Tuesday, November 2, 2010

Risk and Raising the Rent

Back in the day when tea was an indispensable consumer commodity, the crown decided it would increase the rent. It not only raised the tax on tea, but decreed that all economic activity had to go through the crown from the colonies. That meant, while the price of an indispensable commodity would go up, the income to buy it would go down as well. (Sound familiar?)

The crown was effectively (technically) increasing the economic rent (the cost of participating in economic activity). It was an accumulated extension of the risk that the American colonists were unwilling to bear, and so We the People had a Tea Party.

The economic risk was so high compared to the expected reward (to be accumulated into the sovereign authority of the crown) that the political risk to the colonists was extensively low while the risk to the crown was proportionately high. (Sound familiar?)

The crown, of course, perceived its power and authority to be so extensive (so consolidated), the Tea partiers posed no real risk because the crown distributed the risk at will (by fiat rather than market mechanics).
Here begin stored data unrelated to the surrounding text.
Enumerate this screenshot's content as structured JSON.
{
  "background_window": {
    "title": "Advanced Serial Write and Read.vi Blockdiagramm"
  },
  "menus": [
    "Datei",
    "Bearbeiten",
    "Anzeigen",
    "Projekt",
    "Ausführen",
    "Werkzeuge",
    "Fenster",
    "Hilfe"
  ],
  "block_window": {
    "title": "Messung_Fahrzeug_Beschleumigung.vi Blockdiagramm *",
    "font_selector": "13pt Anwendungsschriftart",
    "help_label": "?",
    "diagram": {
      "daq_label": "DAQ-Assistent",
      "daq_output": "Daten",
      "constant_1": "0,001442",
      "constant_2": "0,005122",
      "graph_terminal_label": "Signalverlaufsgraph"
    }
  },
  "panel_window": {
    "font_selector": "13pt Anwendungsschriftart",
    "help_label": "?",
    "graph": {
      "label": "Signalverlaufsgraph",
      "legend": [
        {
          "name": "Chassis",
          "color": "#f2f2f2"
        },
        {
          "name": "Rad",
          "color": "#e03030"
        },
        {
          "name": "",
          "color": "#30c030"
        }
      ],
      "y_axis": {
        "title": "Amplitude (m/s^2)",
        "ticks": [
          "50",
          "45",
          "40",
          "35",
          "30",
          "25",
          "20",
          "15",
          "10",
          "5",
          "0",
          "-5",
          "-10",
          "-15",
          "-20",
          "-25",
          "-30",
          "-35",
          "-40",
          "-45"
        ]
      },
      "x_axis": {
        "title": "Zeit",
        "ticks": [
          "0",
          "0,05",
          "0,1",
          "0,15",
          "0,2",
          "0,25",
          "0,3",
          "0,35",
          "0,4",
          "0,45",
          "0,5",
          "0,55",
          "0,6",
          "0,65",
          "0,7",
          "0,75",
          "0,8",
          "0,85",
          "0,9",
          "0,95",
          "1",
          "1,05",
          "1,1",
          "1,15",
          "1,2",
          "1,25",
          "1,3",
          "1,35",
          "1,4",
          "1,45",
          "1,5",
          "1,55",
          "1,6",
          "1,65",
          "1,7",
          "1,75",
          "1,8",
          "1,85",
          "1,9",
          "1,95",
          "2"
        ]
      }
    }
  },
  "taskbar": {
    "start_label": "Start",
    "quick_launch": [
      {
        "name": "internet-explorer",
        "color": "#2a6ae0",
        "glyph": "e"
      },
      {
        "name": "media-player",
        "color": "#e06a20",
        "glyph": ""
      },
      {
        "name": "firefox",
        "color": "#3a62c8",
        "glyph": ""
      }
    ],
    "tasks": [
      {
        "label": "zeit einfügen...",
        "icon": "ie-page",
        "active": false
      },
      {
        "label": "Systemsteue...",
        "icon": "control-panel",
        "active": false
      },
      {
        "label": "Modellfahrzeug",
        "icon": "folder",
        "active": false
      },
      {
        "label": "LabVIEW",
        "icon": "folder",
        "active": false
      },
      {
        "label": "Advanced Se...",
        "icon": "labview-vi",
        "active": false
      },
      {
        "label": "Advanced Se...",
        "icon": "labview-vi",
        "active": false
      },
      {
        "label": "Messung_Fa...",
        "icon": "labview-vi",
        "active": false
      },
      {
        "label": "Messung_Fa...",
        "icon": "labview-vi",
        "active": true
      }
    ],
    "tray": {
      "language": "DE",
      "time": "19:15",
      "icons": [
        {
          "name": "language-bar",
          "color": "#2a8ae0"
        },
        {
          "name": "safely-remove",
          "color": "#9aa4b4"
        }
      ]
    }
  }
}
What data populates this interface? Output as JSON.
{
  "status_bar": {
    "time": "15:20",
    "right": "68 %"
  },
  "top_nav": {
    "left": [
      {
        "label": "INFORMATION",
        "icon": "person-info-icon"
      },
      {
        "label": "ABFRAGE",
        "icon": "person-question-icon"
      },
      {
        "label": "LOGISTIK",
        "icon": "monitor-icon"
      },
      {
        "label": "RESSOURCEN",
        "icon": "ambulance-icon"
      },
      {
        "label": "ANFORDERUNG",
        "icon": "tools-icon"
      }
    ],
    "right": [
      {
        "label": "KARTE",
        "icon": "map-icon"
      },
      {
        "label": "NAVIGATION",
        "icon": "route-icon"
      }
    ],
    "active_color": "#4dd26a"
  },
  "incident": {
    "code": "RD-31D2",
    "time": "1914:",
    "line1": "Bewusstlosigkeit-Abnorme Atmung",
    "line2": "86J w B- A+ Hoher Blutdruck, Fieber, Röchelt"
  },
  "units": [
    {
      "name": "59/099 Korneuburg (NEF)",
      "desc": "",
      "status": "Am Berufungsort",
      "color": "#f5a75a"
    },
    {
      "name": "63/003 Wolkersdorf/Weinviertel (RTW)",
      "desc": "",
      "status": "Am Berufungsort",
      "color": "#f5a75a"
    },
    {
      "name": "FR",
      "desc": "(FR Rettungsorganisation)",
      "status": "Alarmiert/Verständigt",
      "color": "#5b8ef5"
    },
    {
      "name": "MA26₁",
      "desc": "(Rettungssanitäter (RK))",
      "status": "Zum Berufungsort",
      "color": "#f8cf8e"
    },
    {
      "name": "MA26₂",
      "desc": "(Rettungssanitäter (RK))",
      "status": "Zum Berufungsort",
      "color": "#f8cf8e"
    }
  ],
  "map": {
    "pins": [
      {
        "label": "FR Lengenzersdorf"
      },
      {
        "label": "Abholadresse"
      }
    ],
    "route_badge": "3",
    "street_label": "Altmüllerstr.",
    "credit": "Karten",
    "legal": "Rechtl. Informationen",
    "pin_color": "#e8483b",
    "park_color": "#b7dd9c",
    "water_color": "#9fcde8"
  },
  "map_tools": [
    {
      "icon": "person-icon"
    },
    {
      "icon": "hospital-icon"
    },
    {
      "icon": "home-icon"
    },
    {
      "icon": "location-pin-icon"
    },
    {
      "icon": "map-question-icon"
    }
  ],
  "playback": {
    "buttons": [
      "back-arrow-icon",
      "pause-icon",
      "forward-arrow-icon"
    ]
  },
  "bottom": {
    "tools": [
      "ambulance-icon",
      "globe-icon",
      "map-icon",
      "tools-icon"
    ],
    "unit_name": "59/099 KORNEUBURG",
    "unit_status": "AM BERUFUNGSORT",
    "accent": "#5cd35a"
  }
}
The crown was not only the legal sovereign, but it demonstrates its sovereignty in a too-big-to-fail proportion--raising the rent on its subjects, literally subjecting them to the risk of default (like being subjected to the credit score).

The crown miscalculated the extent of the risk, which was fully gamma. Even if the crown decided to reduce the rent, at that point, just that it had the power to manipulate the rent and force markets at will was enough to warrant a revolution and secure Sovereignty of The People. The revolution was unavoidable.